The other challenge of integrating SDGs into mobile business models is that you have to be sincere about it. For years, many companies have treated CSR as a bolt-on policy to be trotted out as a PR stunt when they need some good publicity. Many consumers tend to see right through that. Even for those who claim to take CSR seriously, it’s incredibly easy to get it wrong, especially when it becomes a decision of profits over morality.
Facebook is the current go-to example of this. Mark Zuckerberg talks a lot about making the internet accessible to everyone and how it will make people’s lives better – and he may actually believe that. But it’s becoming clearer every day that for Facebook, the best thing about connecting everyone in the world is that it will have even more personal user data to sell to whoever wants I t– even data it says it won’t use for that purpose. (For example, it’s now being reported that Facebook is selling all the phone numbers that it said would only be used for two-factor authentication and nothing else – they’re even selling the numbers they collected via Instagram and WhatsApp. And there is no opt-out option.)
That’s all part of the Facebook business model, of course. The point is that when it comes to CSR vs profits, the latter takes priority – it has to. There’s no reason to assume that won’t be the case with mobile operators as they try to embrace SDGs.
I don’t think that makes it impossible for telcos to implement SDGs.
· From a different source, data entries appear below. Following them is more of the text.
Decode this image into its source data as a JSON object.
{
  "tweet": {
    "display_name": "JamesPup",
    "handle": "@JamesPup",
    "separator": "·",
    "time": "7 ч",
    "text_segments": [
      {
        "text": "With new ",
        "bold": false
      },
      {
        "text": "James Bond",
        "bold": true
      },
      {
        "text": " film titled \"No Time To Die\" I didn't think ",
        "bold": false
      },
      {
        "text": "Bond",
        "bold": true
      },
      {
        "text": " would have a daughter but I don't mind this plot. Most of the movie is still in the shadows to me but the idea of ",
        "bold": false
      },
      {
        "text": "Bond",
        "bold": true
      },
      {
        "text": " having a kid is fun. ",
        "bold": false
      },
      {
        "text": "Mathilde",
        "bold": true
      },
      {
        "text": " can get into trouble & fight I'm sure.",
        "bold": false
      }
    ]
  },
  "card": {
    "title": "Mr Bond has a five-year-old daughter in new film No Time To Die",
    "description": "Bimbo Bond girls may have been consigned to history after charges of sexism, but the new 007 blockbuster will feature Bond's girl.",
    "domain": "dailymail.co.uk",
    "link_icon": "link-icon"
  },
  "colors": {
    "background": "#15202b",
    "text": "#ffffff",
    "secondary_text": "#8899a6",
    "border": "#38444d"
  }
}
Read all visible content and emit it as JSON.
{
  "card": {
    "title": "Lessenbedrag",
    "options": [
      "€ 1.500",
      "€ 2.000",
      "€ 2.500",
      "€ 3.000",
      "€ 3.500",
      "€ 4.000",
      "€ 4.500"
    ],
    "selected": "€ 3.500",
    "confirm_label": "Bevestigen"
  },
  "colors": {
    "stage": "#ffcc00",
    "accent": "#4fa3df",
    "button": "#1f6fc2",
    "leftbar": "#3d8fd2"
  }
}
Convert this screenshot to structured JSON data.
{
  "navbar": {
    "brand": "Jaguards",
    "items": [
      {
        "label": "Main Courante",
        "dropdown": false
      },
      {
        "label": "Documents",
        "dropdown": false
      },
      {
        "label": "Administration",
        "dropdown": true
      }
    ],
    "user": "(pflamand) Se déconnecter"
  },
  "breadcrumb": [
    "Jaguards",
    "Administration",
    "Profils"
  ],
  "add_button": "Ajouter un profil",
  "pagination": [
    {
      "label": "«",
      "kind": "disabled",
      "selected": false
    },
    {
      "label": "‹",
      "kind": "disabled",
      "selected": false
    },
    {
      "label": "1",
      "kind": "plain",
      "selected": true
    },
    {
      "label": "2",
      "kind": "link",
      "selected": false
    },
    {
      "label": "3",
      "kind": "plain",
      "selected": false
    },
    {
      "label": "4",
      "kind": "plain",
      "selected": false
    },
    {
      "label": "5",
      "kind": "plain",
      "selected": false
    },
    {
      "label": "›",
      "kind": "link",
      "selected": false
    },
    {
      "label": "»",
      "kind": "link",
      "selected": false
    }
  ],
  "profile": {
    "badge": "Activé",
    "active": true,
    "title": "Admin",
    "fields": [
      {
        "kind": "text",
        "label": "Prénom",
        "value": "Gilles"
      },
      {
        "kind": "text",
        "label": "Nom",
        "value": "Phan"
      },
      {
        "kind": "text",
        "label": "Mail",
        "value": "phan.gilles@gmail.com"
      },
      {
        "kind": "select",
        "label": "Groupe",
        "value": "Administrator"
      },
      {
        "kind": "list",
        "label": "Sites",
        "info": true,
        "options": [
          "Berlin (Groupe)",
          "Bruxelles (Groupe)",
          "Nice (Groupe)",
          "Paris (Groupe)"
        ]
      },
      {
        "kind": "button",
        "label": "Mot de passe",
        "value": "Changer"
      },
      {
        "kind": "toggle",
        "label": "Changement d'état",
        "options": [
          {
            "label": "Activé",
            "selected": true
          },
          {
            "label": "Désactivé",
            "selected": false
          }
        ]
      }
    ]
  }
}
But I do think if telcos treat it like another standard CSR play, it’s not going to boost the kind of trust and credibility in the mobile sector that the GSMA has in mind.
If you’re going to implement SDG initiatives, take it seriously – don’t treat it like a PR opportunity. In fact, don’t even promote your SDG cred – just roll out your services, bill accordingly, make the world a better place and humbly go about your day like it’s something you would have done anyway.